Bundan sonra ikisi de hiç mutlu olmadığı gibi bu olay biçare dilberi intihara kadar sürükler bu yaptıklarına Celal Bey’in ailesinde çok pişman olur ama yapabilecek bir şey yoktur.

KİTABIN ANA FİKRİ:

Kitabın ana fikri evinden ayrılan bir insanın başına her zaman her türlü kötülüğün gelebileceği bunlardan kurtulma yolunu da sadece kendi elinde olduğu kimseden yardım alamayacağı tek başına kalacağı.

KİTAP HAKKINDAKİ ŞAHSİ GÖRÜŞLER:

Kitap çok ağır bir dille yazılmamıştır. Fakat ara ara anlaşılamayan sözcüklere rastlanabilir yine de kitap bize kölelik hayatından bahsettiği ve bilgilendirdiği için oldukça önemli bir kaynak niteliğindedir ve yararlanabilecek seviyededir. Bence kitap herkes tarafından beğeniyle okunabilir. Oldukça sürükleyicidir.

YAZAR HAKKINDA KISA BİLGİ:

1860'ta İstanbul'da doğdu. Devrin ileri gelen isimlerinden Sami Paşa'nın oğludur. Özel öğrenim gördü. 20 yaşına kadar resmi bir görev almayıp, edebiyat konusundaki bilgilerini artırmayı tercih etti.

1880'de Evkaf Nezareti Mektubi Kalem’ine memur oldu. Babasının ölümünden sonra da Londra Elçiliği İkinci Kâtipliği ‘ne atanan Sezai, orada kaldığı 4 yıl boyunca İngiliz ve Fransız Edebiyatlarını yakından izledi. Elçilikteki görevinden İstifa ederek İstanbul'a döndüğünde İstişare Odası'na memur oldu. 7 yıl süren bu ikinci dönem memuriyetinde (1885-1901) sanatını olgunlaştırdı.

Sergüzeşt adlı romanı yüzünden göz hapsine alındığını düşünerek bundan kurtulmak için Paris'e gitti ve Meşrutiyet'in ilanına kadar da orada kaldı (1908). İstanbul'a döndüğünde Madrid Elçisi olarak görevlendirildi.

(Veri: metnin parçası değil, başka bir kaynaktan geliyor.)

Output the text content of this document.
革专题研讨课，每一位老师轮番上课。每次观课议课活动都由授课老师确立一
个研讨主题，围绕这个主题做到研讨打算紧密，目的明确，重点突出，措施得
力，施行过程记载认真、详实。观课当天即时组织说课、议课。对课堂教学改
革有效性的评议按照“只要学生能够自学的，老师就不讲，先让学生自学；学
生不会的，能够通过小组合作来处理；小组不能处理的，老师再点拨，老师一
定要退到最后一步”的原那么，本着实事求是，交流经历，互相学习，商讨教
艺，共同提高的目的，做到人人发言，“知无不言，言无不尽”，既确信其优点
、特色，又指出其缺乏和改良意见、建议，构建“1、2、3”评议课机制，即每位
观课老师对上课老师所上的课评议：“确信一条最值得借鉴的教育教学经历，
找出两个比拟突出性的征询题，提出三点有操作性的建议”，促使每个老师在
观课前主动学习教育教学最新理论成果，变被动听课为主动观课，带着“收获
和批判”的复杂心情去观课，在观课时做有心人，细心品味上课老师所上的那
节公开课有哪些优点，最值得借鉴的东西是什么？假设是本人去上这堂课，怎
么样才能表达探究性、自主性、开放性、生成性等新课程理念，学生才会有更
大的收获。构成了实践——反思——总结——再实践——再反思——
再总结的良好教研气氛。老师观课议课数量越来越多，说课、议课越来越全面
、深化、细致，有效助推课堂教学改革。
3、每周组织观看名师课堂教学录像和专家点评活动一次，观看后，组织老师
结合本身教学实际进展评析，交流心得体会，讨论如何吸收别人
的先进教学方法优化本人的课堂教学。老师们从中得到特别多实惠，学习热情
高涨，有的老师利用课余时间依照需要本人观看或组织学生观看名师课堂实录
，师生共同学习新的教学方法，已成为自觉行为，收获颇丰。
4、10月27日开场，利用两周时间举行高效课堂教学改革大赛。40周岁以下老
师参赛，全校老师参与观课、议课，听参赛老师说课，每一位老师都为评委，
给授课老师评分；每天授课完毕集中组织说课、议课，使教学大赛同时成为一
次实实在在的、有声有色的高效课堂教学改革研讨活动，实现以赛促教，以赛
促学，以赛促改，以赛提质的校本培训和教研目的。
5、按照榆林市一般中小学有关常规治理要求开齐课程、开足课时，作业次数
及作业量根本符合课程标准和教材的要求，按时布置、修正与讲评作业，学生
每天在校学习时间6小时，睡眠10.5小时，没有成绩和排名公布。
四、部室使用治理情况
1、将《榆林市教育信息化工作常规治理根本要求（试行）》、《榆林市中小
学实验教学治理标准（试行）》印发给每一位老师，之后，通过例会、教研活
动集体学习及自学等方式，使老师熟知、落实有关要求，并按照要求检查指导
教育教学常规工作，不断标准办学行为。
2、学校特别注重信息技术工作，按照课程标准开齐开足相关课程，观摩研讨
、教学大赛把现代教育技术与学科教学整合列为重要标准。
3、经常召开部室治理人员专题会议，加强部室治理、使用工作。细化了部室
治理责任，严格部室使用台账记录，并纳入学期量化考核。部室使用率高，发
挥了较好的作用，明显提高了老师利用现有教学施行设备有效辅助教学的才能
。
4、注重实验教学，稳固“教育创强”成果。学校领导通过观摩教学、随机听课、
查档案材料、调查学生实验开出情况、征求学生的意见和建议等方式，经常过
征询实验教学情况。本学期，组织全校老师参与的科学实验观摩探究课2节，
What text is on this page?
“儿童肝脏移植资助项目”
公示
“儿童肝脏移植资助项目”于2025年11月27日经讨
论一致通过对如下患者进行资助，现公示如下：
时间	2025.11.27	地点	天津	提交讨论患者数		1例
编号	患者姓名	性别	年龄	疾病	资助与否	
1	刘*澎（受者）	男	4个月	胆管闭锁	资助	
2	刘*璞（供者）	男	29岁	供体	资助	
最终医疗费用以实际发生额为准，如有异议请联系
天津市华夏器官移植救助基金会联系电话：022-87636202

Birinci Dünya Savaşı başlayınca Madrit'ten İsviçre'ye geçti, savaşın sonuna kadar burada kaldı. Mütareke devrinde emekli olarak İstanbul'a döndü (1921). Son yıllarında kendisine, Büyük Millet Meclisi'nin kararıyla "Hidamat-ı vataniyye tertibinden" maaş bağlandı (1927) ve 26 Nisan 1936 tarihinde İstanbul'da öldü.

 

SERGÜZEŞT

- Romandan Bir Parça -

(Küçük bir kız olan Dilber, esircinin evinde, bulunduğu çevreden korkmaktadır.)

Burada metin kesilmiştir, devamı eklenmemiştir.